J.F. Duckworth designed 32 Greene Street. Its façade is divided into three bays with windows that have reduced arches, the fifth floor windows with fully rounded arches. The axis of symmetry is emphasized by the slight protrusion of the central bay and by a richly decorated arched crowning cornice. The column capitals stand out because of their effective molding, a minimalist version of the Corinthian order that does not include the Acanthus leaf decoration.

Charles Wright designed 34 Greene Street. Its façade is divided into four bays with big rectangular windows that are slightly rounded at the top. This cornice is also very pronounced, with detailed molding and a triangular tympanum in the center. The columns have plain circles around the base as well as a quarter way up the shaft, and have a capital at the top. The pilasters on the ground floor are decorated with simple linear and ring moldings.

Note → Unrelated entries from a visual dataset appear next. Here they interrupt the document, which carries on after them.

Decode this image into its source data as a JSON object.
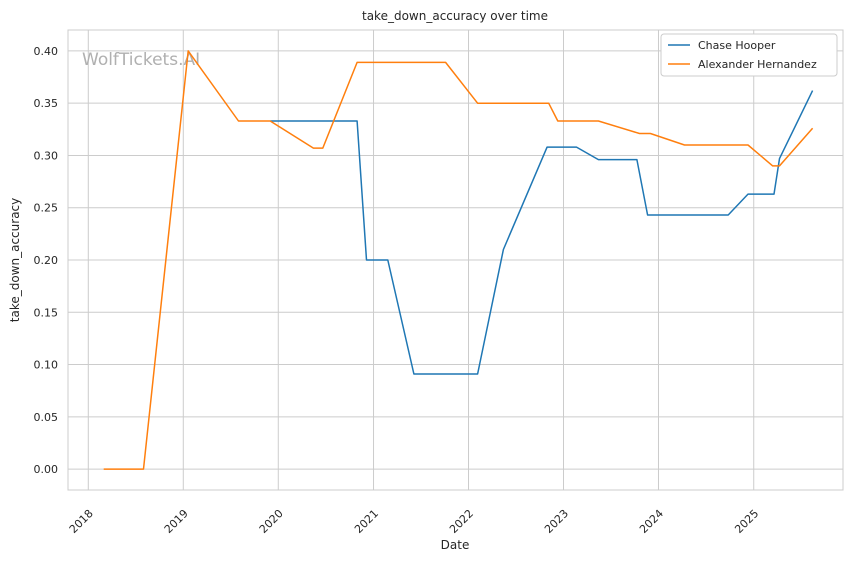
{
  "chart_data": {
    "type": "line",
    "title": "take_down_accuracy over time",
    "xlabel": "Date",
    "ylabel": "take_down_accuracy",
    "watermark": "WolfTickets.AI",
    "grid": true,
    "legend_position": "top-right",
    "xlim": [
      "2017-10-15",
      "2025-12-10"
    ],
    "ylim": [
      -0.02,
      0.42
    ],
    "x_ticks": [
      "2018",
      "2019",
      "2020",
      "2021",
      "2022",
      "2023",
      "2024",
      "2025"
    ],
    "y_ticks": [
      "0.00",
      "0.05",
      "0.10",
      "0.15",
      "0.20",
      "0.25",
      "0.30",
      "0.35",
      "0.40"
    ],
    "series": [
      {
        "name": "Chase Hooper",
        "color": "#1f77b4",
        "points": [
          [
            "2019-12-01",
            0.333
          ],
          [
            "2020-10-30",
            0.333
          ],
          [
            "2020-12-05",
            0.2
          ],
          [
            "2021-02-25",
            0.2
          ],
          [
            "2021-06-05",
            0.091
          ],
          [
            "2022-02-05",
            0.091
          ],
          [
            "2022-05-15",
            0.21
          ],
          [
            "2022-10-30",
            0.308
          ],
          [
            "2023-02-20",
            0.308
          ],
          [
            "2023-05-15",
            0.296
          ],
          [
            "2023-10-10",
            0.296
          ],
          [
            "2023-11-20",
            0.243
          ],
          [
            "2024-09-25",
            0.243
          ],
          [
            "2024-12-10",
            0.263
          ],
          [
            "2025-03-20",
            0.263
          ],
          [
            "2025-04-10",
            0.297
          ],
          [
            "2025-08-15",
            0.362
          ]
        ]
      },
      {
        "name": "Alexander Hernandez",
        "color": "#ff7f0e",
        "points": [
          [
            "2018-03-01",
            0.0
          ],
          [
            "2018-08-01",
            0.0
          ],
          [
            "2019-01-20",
            0.4
          ],
          [
            "2019-08-01",
            0.333
          ],
          [
            "2019-12-01",
            0.333
          ],
          [
            "2020-05-15",
            0.307
          ],
          [
            "2020-06-20",
            0.307
          ],
          [
            "2020-10-30",
            0.389
          ],
          [
            "2021-10-05",
            0.389
          ],
          [
            "2022-02-05",
            0.35
          ],
          [
            "2022-11-05",
            0.35
          ],
          [
            "2022-12-10",
            0.333
          ],
          [
            "2023-05-15",
            0.333
          ],
          [
            "2023-10-20",
            0.321
          ],
          [
            "2023-12-01",
            0.321
          ],
          [
            "2024-04-10",
            0.31
          ],
          [
            "2024-12-10",
            0.31
          ],
          [
            "2025-03-15",
            0.29
          ],
          [
            "2025-04-10",
            0.29
          ],
          [
            "2025-08-15",
            0.326
          ]
        ]
      }
    ]
  }
}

They are, therefore, two distinct but very similar buildings. They are the same height, with the same number of corresponding floors, and built in the same five-month period of time by two of the most active architects in the SoHo district. In 1872, Duckworth built five more buildings on Greene Street, and Wright worked as the architect at 90 Maiden Lane.

Behind the cast-iron façades, the support frames of the two buildings are absolutely conventional, with brick spine walls and wooden floors. The rear façades are more or less identical, with exposed brickwork and simple rectangular windows. The façades overlooking Greene Street display semi-cylindrical and entasis-less columns, stylized capitals and ashlars. These details are elements of an architectonic lexicon that had been simplified for entrepreneurial purposes, but still evoked classical lines. This element of reduced classicism appealed to the fast-expanding commercial clientele, as it was accessible but still provided a historical element. The use of cast-iron in architecture was an American innovation, and was introduced for the first time in 1848. James Bogardus created a façade of castiron, and discovered that it offered a number of advantages, such as a reduction in costs as compared to building materials such as stone or brick. The castiron was ready-made and had industrially produced architectural elements, making it easy to replace as well as transport. Above all, a cast-iron building could be erected very quickly by simply assembling prefabricated pieces that had previously been laid out on the foundry floor and checked and numbered. Architectural motifs from the Italian Renaissance period and the Beaux-art influence of the second French empire were often used in cast-iron façades that were then painted in neutral shades such as beige to simulate stone.

In the 1960s and 1970s, the cast-iron buildings that had originally housed industrial and manufacturing activities gradually gave way to artists' loft studios and street-level galleries. In 1973, the Landmark Preservation Commission of New York established the 'SoHo Cast-Iron Historic District,' thus safeguarding the architectural patrimony of all 26 blocks located between Houston Street, Crosby Street, Canal Street and West Broadway.